As supporters of Northwest Innovation Works’ methanol plant in Kalama, the Roberts see the project as a springboard to new jobs and increased tax revenue. A much-needed new middle school could also be funded with tax revenue generated by the clean-tech facility, they point out. And in turn, more spending on public education could make the city, and Cowlitz County as a whole, more attractive to the kinds of residents and services a growing community needs.
With the fishing and timber industries no longer able to sustain the city, Dan and Diana say they’re impressed with Northwest Innovation Works’ plans for a vocational-training partnership at Lower Columbia College.
“This would allow the community to grow and if things don't grow, a small town or anything else, if there's not some growth, it really dies,” says Dan. “The people that have lived here know that the fishing industry, which was huge a hundred years ago, is never going to come back.”

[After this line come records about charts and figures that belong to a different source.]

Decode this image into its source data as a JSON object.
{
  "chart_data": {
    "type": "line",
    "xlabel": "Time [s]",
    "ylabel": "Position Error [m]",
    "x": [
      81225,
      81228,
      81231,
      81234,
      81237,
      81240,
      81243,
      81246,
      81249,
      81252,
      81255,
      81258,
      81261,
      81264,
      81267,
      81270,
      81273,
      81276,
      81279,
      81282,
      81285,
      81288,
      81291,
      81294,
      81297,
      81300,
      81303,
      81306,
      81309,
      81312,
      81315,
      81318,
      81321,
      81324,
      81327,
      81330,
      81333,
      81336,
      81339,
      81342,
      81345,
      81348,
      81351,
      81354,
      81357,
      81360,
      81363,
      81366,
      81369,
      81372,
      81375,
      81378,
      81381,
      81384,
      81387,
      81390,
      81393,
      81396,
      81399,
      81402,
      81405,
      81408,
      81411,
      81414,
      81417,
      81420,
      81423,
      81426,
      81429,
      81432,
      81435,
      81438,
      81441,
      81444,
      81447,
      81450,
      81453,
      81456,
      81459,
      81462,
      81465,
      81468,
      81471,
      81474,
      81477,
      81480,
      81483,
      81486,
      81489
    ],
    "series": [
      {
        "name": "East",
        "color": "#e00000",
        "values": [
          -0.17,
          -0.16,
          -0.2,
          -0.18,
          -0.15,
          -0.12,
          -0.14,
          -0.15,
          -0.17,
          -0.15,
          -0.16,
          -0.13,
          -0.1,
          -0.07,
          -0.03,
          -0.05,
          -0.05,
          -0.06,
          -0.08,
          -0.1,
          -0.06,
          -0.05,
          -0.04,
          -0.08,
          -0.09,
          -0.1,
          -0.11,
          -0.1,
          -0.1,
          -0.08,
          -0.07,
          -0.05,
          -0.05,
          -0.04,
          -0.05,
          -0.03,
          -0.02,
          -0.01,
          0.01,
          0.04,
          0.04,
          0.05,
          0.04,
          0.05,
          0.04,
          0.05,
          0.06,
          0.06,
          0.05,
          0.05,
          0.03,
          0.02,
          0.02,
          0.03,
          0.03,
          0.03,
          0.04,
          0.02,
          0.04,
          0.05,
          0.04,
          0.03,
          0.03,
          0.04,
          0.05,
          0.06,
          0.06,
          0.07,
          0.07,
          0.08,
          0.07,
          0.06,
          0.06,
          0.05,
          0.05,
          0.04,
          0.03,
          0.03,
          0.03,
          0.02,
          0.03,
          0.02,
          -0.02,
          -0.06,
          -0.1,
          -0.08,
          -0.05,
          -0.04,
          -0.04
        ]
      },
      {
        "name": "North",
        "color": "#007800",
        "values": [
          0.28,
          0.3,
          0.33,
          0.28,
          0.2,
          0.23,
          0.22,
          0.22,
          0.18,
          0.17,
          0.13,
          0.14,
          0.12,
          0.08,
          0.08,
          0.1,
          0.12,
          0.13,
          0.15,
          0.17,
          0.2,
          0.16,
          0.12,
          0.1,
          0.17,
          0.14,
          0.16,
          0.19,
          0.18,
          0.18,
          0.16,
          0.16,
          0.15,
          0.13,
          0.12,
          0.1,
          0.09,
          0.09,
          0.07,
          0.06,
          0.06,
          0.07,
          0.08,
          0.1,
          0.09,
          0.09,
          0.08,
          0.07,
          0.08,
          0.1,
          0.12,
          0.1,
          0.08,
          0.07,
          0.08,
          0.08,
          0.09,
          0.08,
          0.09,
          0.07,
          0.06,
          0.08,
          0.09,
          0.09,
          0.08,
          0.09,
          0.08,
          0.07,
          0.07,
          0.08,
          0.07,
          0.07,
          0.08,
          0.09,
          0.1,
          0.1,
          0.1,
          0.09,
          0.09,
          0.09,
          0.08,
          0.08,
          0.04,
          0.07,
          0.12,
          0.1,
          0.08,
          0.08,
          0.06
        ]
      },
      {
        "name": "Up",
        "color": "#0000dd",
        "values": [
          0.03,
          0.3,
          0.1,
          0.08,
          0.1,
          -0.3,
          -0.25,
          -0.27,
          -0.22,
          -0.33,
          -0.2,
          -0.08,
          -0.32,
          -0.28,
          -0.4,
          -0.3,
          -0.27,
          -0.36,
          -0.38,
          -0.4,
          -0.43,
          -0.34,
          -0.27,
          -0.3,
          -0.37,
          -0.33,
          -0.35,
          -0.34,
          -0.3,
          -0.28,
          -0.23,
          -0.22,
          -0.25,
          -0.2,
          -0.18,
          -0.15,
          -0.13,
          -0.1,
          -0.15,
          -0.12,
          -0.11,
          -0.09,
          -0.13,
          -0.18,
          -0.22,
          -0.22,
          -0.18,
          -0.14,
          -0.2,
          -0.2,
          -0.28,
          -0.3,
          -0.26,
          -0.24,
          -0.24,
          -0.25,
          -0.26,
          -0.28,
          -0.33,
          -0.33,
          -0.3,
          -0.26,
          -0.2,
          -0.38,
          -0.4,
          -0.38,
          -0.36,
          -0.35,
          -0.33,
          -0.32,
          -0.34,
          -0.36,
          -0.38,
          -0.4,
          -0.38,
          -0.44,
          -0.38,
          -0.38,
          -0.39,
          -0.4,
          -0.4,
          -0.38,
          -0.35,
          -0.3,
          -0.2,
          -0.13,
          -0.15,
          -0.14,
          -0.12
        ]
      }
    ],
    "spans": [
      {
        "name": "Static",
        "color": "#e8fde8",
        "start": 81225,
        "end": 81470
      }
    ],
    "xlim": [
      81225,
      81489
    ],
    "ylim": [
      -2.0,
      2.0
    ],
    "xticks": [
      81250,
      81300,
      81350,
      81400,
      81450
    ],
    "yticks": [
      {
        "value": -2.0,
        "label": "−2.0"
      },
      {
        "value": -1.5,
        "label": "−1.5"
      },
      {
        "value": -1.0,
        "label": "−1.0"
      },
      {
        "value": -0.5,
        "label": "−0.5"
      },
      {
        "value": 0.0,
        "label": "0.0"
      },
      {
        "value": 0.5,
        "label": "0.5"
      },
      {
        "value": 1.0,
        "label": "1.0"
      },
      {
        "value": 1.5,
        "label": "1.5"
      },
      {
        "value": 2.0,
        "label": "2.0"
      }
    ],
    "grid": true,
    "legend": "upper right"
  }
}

“I think it's very important to have industry that helps support family-wage jobs in our community, because otherwise, the community can't grow and sustain itself,” Dan added. “Again, we have the ideal natural resources to drive that. We have inexpensive energy, we have access to inexpensive natural gas and electricity, and we have transportation by port, by water, by rail and by freeway. We have a willing and talented workforce.”
“We need to attract industry back to our county,” said Dan. “And yet we get push back from opponents when we try to do this. Everybody is using products every day that are created from methanol. Toothbrushes, televisions, toilet seats, carpet, airliners—even the interior of Priuses are methanol. It's pretty disingenuous to oppose a plant that produces something that we all use.”
“I worry that if this doesn't go through we have sent a chilling message to industry that the Northwest is closed for business because this is a responsible project that's well-funded, has environmentally friendly approach to the business, and if we can't do this here, then I'm not sure we can do any industrial development anywhere in the Northwest.”